Meta‐analysis: the impact of IL28B polymorphisms on rapid and sustained virological response in HCV‐2 and ‐3 patients

Abstract

Recent studies suggested that IL28B polymorphisms may affect rapid and sustained virological response rates in HCV patients infected with genotype 2 or 3. To assess the role of IL28B polymorphisms on the virological response in HCV-2 and -3 patients. We performed meta-analysis of studies evaluating the impact of rs12979860 and rs8099917 polymorphisms on rapid and sustained virological response in HCV-2 or -3 patients. Twenty-three studies involving 3042 patients were included. The first meta-analysis evaluated the impact of rs12979860 polymorphism and included 1963 patients. When compared with rs12979860 CT/TT patients, CC patients had a higher rapid virological response rate (mean difference: 12.9%, 95% CI: 6.5-19.4%, P<0.001) and a higher sustained virological response rate (mean difference: 4.9%, 95% CI: 0.1-9.8%, P=0.046). The second meta-analysis evaluated the impact of rs8099917 polymorphism and included 2246 patients.

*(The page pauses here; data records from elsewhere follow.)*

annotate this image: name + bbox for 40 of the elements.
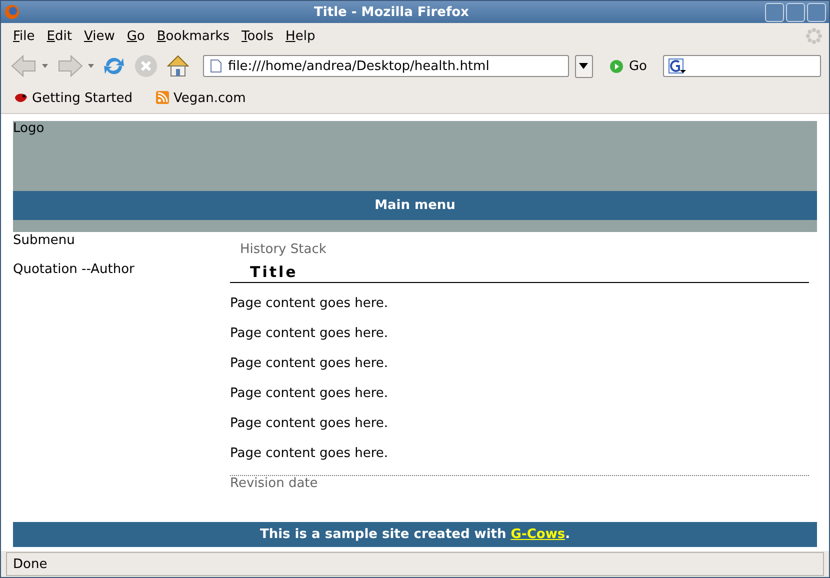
bookmark-link[interactable]: Getting Started [13, 90, 133, 106]
menu-item[interactable]: Help [280, 28, 322, 44]
status-text: Done [6, 552, 824, 576]
revision-date: Revision date [230, 476, 318, 491]
search-field[interactable] [663, 55, 822, 77]
page-heading: Title [230, 263, 809, 283]
submenu-text: Submenu [13, 233, 75, 248]
quotation-text: Quotation --Author [13, 262, 134, 277]
menu-item[interactable]: File [7, 28, 41, 44]
bookmark-link[interactable]: Vegan.com [154, 90, 246, 106]
logo-text: Logo [13, 121, 44, 136]
content-paragraph: Page content goes here. [230, 415, 388, 433]
home-icon[interactable] [165, 53, 191, 79]
menu-item[interactable]: Edit [40, 28, 78, 44]
content-paragraph: Page content goes here. [230, 355, 388, 373]
window-title: Title - Mozilla Firefox [313, 4, 470, 20]
dropdown-button[interactable] [574, 54, 593, 78]
content-paragraph: Page content goes here. [230, 295, 388, 313]
page-icon [210, 59, 222, 73]
throbber-icon [805, 27, 823, 45]
footer-text: This is a sample site created with G-Cows. [260, 527, 570, 542]
content-paragraph: Page content goes here. [230, 325, 388, 343]
back-button[interactable] [9, 52, 49, 80]
caret-icon [579, 63, 588, 69]
address-field[interactable]: file:///home/andrea/Desktop/health.html [203, 55, 569, 77]
content-paragraph: Page content goes here. [230, 445, 388, 463]
play-icon [608, 58, 624, 74]
menu-item[interactable]: Tools [236, 28, 280, 44]
footer-link[interactable]: G-Cows [510, 527, 566, 542]
feed-icon [154, 90, 171, 106]
search-engine-icon [668, 58, 686, 74]
history-stack-text: History Stack [240, 242, 326, 257]
menu-item[interactable]: View [78, 28, 121, 44]
go-button[interactable]: Go [598, 58, 654, 74]
browser-logo-icon [4, 4, 20, 20]
menu-item[interactable]: Go [120, 28, 151, 44]
content-paragraph: Page content goes here. [230, 385, 388, 403]
menu-item[interactable]: Bookmarks [150, 28, 236, 44]
main-menu-bar: Main menu [13, 191, 817, 220]
stop-icon[interactable] [133, 53, 159, 79]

When compared with rs8099917 TG/GG patients, TT patients had a higher rapid virological response rate (mean difference: 14.8%, 95% CI: 7.2-22.4%, P<0.001) and a higher sustained virological response rate (mean difference: 5.5%, 95% CI: 0.4-10.6%, P=0.033). When considering only patients treated for 24weeks, results were unchanged. No potential sources of between-study heterogeneity were identified. Favourable IL28B polymorphisms are associated with higher rapid and sustained virological response rates in HCV-2 and -3 patients. However, as the impact on a sustained response is very limited, it is unlikely that IL28B polymorphisms provide additional predictive value when considering other predictors of a sustained response.